Возьмите тлеющий уголёк, опустите его в кислород, — он вспыхнет ярким и сильным пламенем.

Воздух был такой.

III

Я не имел счастья лично знать Александра Константиновича.

Счастья, потому что это было, вероятно, большое счастье знать его.

Я слышал о нём беспрестанно, слышал от молодых людей, новичков, избравших это бесконечно дорогое, это бесконечно трудное дело — литературу.

От молодых людей, бледных, изголодавшихся, холодно одетых, почти с отчаяньем во взгляде.

Как тяжело положение молодого, начинающего литератора.

Особенно, если весь его багаж, привезённый из провинции, состоит из тетрадки стихов.

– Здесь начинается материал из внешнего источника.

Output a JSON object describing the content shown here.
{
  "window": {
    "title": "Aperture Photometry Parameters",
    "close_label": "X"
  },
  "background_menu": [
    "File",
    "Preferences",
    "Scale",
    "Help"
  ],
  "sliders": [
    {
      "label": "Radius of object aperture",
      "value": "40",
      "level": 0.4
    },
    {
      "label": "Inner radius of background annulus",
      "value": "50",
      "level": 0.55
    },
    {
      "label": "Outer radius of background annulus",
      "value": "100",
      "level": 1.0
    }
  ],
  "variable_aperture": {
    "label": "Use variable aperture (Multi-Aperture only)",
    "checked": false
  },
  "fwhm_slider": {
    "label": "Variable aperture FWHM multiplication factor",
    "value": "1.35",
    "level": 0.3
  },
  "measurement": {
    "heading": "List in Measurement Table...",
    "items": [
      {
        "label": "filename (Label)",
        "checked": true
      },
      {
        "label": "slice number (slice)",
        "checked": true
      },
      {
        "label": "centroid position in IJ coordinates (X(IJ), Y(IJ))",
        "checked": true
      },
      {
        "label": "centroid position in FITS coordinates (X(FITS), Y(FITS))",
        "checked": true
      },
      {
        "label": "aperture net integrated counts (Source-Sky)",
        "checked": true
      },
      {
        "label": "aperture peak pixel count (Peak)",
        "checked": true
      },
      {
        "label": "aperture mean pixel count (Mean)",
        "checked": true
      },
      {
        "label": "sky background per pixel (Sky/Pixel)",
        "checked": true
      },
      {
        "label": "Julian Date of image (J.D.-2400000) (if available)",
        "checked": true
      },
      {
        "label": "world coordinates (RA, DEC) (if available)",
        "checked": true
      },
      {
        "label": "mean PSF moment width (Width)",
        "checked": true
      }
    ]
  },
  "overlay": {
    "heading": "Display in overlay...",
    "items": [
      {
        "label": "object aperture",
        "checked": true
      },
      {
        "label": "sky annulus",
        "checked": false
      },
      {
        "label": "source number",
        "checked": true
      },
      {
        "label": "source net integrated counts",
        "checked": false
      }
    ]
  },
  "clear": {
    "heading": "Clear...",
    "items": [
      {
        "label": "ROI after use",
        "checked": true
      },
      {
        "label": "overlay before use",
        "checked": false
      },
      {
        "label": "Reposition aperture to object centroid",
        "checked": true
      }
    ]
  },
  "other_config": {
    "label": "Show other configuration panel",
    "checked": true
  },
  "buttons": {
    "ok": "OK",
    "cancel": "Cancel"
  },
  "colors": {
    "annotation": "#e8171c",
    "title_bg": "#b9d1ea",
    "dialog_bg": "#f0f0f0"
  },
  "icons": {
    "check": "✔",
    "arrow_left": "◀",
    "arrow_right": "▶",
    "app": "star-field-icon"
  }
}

Стихов, в которых больше души, чем подчас цензуры, и в которых чувство иногда ярче сверкает, чем рифма.

Но пусть стихи будут и превосходны!

В одной редакции требуют «имени».

В другой не берут от чужих:

— Своих много.

Там сидят грозные судьи, а не просто редакторы.

Явившегося к ним молодого поэта они начинают «судить», словно он не стихи написал, а человека зарезал.

— В этом молодом человеке я замечаю что-то такое… этакое…

В другой редакции сидит господин, который говорит:

— А, валяйте! Что хотите! Как хотите! Не всё ли одно?

Избави Бог всякий молодой талант от такого редактора для начала.

Любую скрипку он превратит в балалайку.

Там редактора можно видеть всегда, но он возвращает обыкновенно рукописи не читая.